Figure 1. Example of color transfer between two images, computed using the method developed in  [54], see also  [169]. The image framed in red and blue are the input images. Top and middle row: adjusted image where the color of the transported histogram has been imposed. Bottom row: geodesic (displacement) interpolation between the histogram of the chrominance of the image.
IMG/color-transfer.jpg

Numerical Applications of Optimal Transportation.
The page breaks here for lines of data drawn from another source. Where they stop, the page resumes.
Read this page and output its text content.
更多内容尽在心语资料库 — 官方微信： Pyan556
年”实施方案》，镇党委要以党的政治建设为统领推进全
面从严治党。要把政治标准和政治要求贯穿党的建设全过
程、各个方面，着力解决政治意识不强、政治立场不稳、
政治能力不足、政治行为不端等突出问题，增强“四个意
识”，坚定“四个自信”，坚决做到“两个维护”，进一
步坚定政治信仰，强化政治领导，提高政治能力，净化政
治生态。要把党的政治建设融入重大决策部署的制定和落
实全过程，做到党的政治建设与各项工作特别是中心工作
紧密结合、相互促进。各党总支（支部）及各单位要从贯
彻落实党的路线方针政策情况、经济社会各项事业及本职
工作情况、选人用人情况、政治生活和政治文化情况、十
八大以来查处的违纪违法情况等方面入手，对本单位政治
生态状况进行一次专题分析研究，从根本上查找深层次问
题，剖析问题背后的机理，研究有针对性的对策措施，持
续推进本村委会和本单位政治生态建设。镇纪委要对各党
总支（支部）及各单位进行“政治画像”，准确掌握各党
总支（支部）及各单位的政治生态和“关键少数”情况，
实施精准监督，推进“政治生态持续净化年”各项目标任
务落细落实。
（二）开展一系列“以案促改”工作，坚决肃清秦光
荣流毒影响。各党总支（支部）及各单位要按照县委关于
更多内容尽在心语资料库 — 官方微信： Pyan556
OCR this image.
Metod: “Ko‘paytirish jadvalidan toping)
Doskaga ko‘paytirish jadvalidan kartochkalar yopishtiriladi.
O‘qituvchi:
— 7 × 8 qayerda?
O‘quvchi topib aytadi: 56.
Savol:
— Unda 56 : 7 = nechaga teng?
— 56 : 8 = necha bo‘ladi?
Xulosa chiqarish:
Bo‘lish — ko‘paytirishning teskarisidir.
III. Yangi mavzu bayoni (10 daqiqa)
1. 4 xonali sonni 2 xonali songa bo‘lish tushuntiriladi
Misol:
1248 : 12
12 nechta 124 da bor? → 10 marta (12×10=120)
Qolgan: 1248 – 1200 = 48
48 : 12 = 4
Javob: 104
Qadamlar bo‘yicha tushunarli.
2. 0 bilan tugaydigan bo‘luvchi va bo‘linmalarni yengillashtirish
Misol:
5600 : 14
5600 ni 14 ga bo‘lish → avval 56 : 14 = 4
Optimal transport has found many applications, starting from its relation with several physical models such as the semi-geostrophic equations in meteorology  [128], [107], [106], [51], [138], mesh adaptation [137], the reconstruction of the early mass distribution of the Universe  [119], [75] in Astrophysics, and the numerical optimisation of reflectors following the Optimal Transportation interpretation of Oliker  [83] and Wang  [177]. Extensions of OT such as multi-marginal transport has potential applications in Density Functional Theory , Generalized solution of Euler equations [72] (DFT) and in statistics and finance  [48], [121] ...Recently, there has been a spread of interest in applications of OT methods in imaging sciences  [67], statistics  [63] and machine learning  [109]. This is largely due to the emergence of fast numerical schemes to approximate the transportation distance and its generalizations, see for instance  [54]. Figure 1 shows an example of application of OT to color transfer. Figure 9 shows an example of application in computer graphics to interpolate between input shapes.